The complaints procedure is not complicated. A signed or anonymous complaint can be sent to a regional OCR bureau, which lists the programs in question. OCR will respond as to whether the allegation is timely and whether OCR is competent and will initiate an investigation. Also included is a stern admonition warning universities not to take revenge on the complainant. On January 14, 2021, OCR published a question and answer document summarizing the guidelines for such programs.
Given existing OCR decisions to terminate or change gender-only programs, it is unlikely that this complaints process will be terminated until most of these programs are changed or exonerated. Perhaps in response to this trend, the National Women’s Law Center just released a report entitled “Making the Case: Gender Aware Programs in Higher Education.”
An obvious question is what kind of Title IX enforcement activities will continue in the Biden administration. Changing the language of Title IX is not a novice politically, although Biden pledged in his campaign to repeal Title IX regulatory proceedings enacted during the Trump administration. New political representatives at OCR will now oversee the response to complaints about gender programs. However, regional attorneys have public service status and many of them have already set precedents for ruling on these complaints. Investigation resources can be diverted, but determinations can be slow to complete, even when precedents are clear.

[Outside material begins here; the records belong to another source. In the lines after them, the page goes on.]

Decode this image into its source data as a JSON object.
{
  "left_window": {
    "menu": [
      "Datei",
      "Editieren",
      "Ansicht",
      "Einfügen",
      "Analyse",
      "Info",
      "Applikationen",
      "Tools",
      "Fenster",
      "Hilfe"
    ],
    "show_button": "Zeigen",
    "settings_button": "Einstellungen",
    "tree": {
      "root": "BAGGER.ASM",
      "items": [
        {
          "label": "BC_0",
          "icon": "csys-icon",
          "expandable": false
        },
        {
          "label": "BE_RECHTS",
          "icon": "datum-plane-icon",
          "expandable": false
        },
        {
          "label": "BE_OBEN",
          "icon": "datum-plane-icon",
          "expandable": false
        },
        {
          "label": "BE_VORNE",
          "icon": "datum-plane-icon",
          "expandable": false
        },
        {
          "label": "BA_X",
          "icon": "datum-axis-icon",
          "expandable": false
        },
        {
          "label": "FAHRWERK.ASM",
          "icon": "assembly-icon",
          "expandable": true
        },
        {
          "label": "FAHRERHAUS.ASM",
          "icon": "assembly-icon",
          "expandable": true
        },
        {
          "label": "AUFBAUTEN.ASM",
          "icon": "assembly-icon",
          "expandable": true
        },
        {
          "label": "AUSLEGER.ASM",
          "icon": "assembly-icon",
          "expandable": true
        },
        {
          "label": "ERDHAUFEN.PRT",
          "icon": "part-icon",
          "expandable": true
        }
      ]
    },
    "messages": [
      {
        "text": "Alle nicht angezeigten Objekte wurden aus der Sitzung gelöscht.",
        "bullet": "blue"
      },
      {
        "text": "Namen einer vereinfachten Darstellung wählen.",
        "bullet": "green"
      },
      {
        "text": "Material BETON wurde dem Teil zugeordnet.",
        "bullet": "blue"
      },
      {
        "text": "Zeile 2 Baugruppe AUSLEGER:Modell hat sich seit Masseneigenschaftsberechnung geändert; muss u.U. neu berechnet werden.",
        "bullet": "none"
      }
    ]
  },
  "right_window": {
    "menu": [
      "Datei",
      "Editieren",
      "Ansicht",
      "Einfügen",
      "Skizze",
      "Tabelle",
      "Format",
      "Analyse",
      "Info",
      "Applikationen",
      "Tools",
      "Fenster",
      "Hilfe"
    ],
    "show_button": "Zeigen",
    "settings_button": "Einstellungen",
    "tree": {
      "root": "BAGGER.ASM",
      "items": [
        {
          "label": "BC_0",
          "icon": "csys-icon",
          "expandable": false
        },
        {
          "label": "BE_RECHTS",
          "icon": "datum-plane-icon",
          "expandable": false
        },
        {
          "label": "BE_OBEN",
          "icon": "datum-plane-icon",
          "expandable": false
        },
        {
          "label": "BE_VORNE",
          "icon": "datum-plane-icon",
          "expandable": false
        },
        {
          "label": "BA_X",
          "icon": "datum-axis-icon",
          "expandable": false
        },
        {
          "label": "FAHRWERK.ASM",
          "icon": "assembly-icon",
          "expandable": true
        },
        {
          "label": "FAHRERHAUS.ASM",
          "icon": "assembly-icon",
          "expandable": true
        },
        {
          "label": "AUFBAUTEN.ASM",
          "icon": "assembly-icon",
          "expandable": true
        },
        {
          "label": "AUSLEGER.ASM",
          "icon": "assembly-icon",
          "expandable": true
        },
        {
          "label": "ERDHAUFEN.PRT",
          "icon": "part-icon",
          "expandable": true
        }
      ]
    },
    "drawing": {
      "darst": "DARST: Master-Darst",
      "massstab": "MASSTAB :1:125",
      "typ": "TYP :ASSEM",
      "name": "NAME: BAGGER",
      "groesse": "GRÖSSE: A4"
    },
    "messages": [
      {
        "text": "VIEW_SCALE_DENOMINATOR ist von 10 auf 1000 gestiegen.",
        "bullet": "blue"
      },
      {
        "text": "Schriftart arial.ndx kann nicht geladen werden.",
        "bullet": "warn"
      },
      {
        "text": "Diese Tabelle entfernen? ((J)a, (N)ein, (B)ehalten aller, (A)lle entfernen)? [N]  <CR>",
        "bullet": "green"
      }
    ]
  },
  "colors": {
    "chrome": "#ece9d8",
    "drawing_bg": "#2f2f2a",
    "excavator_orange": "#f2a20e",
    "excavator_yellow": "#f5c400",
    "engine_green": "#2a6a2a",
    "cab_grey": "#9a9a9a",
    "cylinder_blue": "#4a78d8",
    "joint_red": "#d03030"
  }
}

While on the surface some higher education allies in Biden might welcome the reduction in enforcement, it may not be in their long-term interests to do so. Currently, these investigations result in letters of assessment in which the campus does not admit wrongdoing or receive none of the sanctions that other violations of civil rights can generate. The campuses simply agree to discontinue sex-exclusive programs. Sometimes the changes can include deleting a program entirely. Sometimes there are only linguistic changes that mask the old same-sex intent. However, if the policy of silent OCR is abandoned by the Biden Administration, it is likely that Title IX challenges for women-only programs will continue in the form of publicly known litigation that has been subject to significant financial penalties on behalf of the government A class of excluded men can be imposed. A much better solution is for the campus to initiate a review of its programs and policies to open up those who are educationally successful regardless of gender based on individual talent or needs.